Mengulik lebih jauh pelanggaran hukum seperti Pungli dalam Pendampingan Hukum oleh lawfirm tertentu, Hakim Adonara menyebutkan tidak bisa diinterpretasikan sebagai tindakan pidana Pungli, "sebab ada peraturan perundang-undangan yang mengatur tentang pendampinan hukum ini, tapi yang jelas ketika ada pelanggaran hukum yang terjadi pada ruang lingkup desa maka itu tugas Polisi dan Jaksa, soal pemantauan dan pengawasan secara administratif ada Inspektorat dan OPD terkait yang menindaklanjuti hal itu" kata Hakim
Jika pemerintah desa mengeluhkan soal minimnya pembelaan pemerintah daerah terhadap desa, maka solusinya menurut Hakim Adonara "bahwa pendampingan hukum desa secara non litigasi harus ada nota kesepahaman yang dilakukan oleh OPD terkait dalam hal ini DPMD, Inspektorat dan APH bersama dengan Lembaga Bantuan Hukum yang teregistrasi, "begitu juga untuk penganggaran melalui iuran organisasi kepala desa dilakukan secara sukarela setelah ada suatu Instrumen yang jelas sudah ditetapkan ".
"Hal yang lucu dari Marpaung Law Firm & Fatner dalam debat RDP, menurut Marpaung pihaknya adalah perusahaan yang harus bayar pajak, yang kemudian partner di samping Marpaung turut menimpali kalau anggaran sebesar itu dari desa-desa sebenarnya masih rugi.
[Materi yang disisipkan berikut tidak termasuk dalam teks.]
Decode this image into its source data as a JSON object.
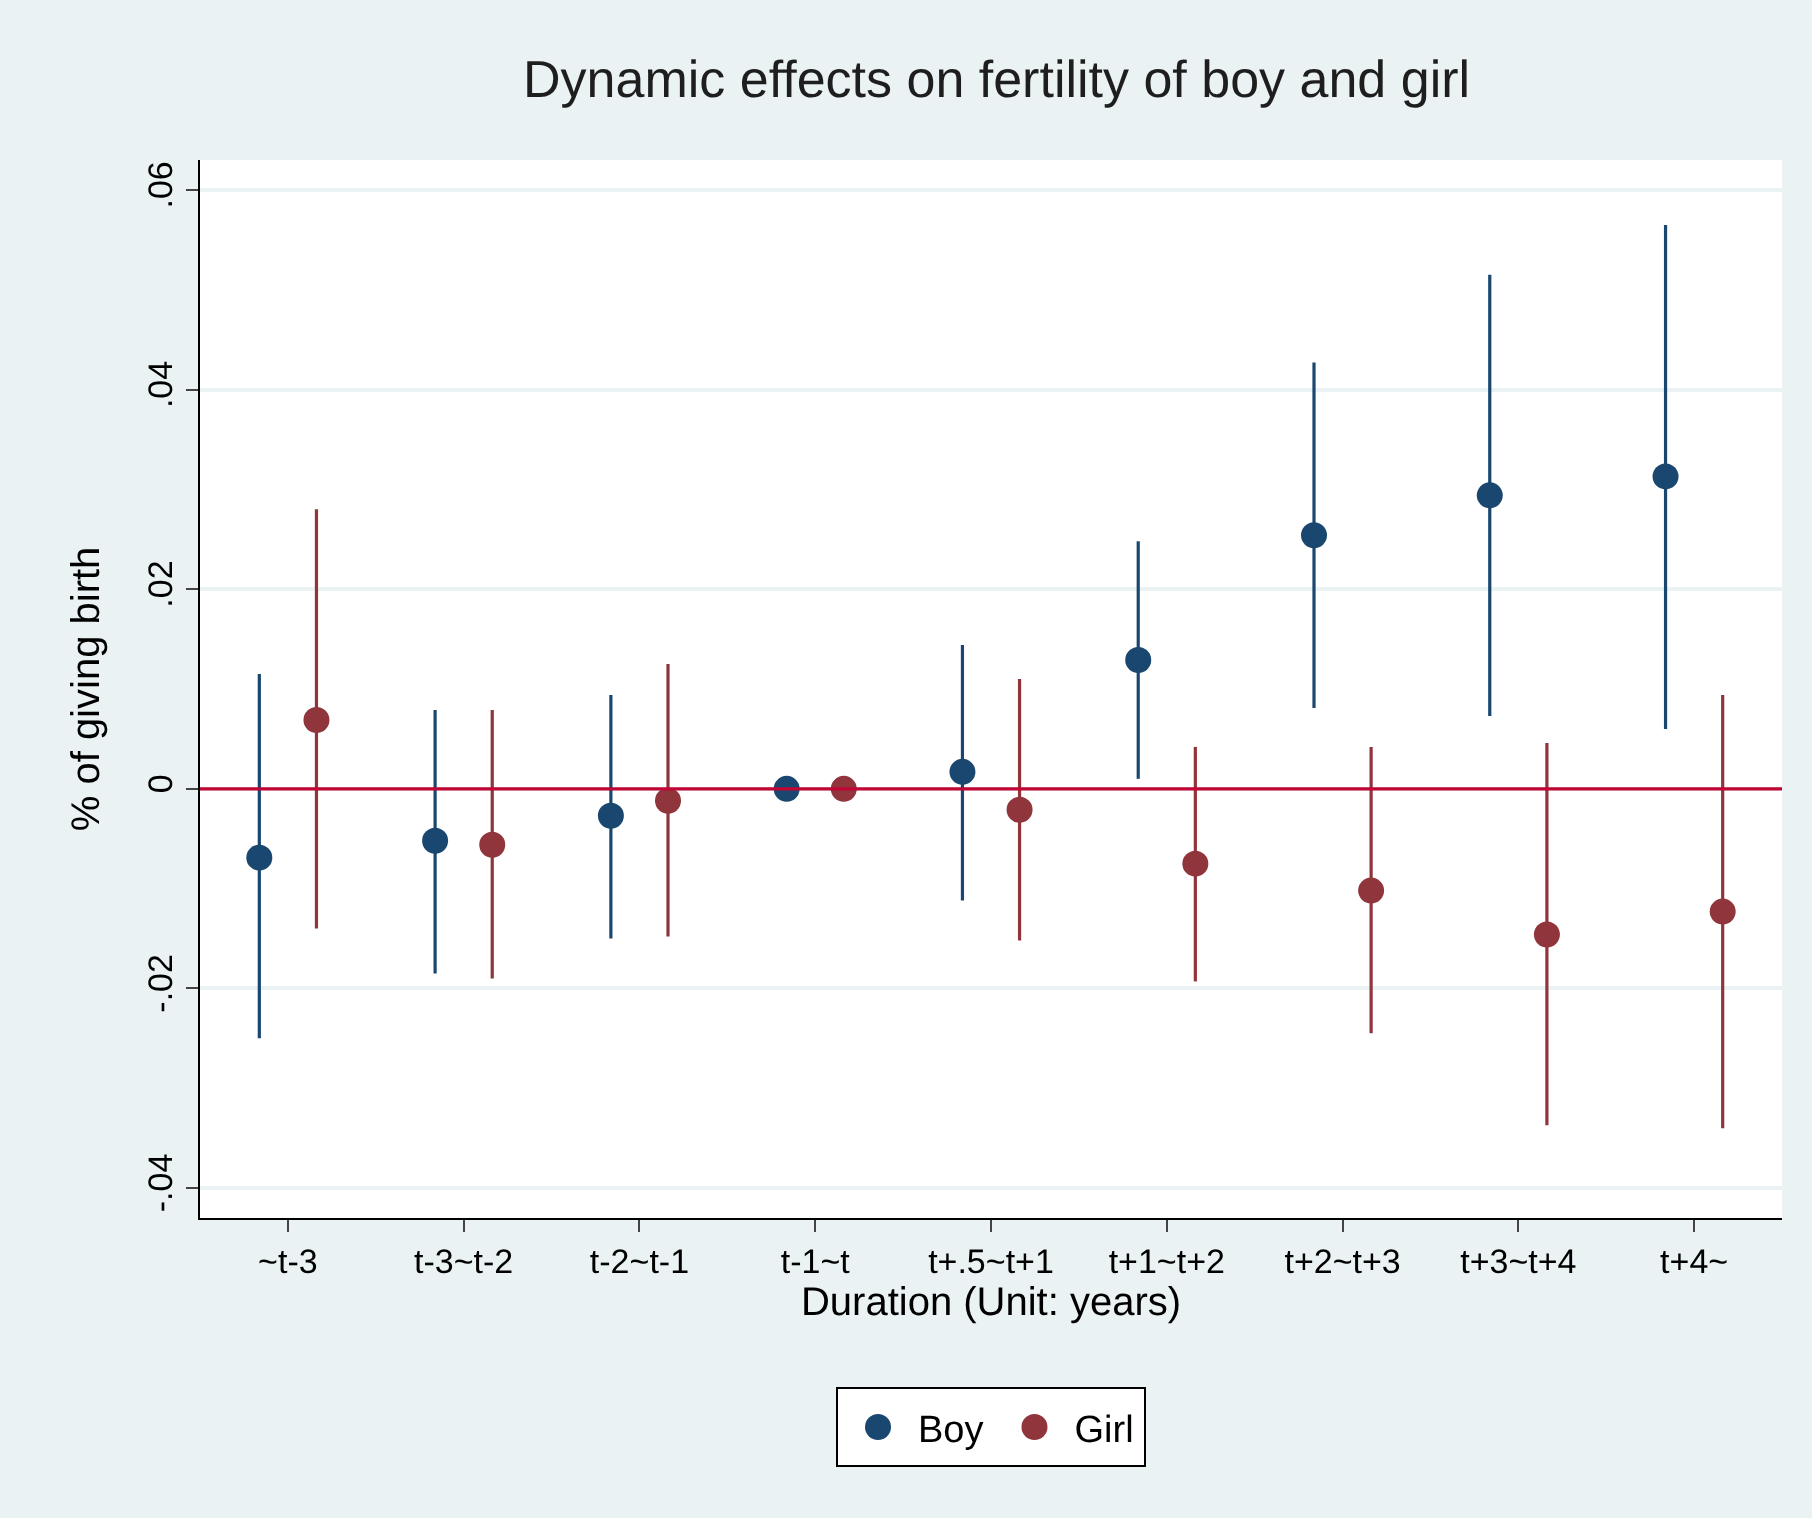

Mirisnya yang terjadi dengan adanya setoran dari desa tersebut tidak membuka pandangan solusi terbaik di hadapan para Anggota DPRD Kabupaten Sukabumi saat menggelar RDP beberapa waktu lalu, sebaliknya Wakil Ketua DPRD Kab.Sukabumi malah terkesan menutupi hasil pertemuan di ruangannya dengan mengumpulkan para pihak usai RDP".tutup Hakim Adonara.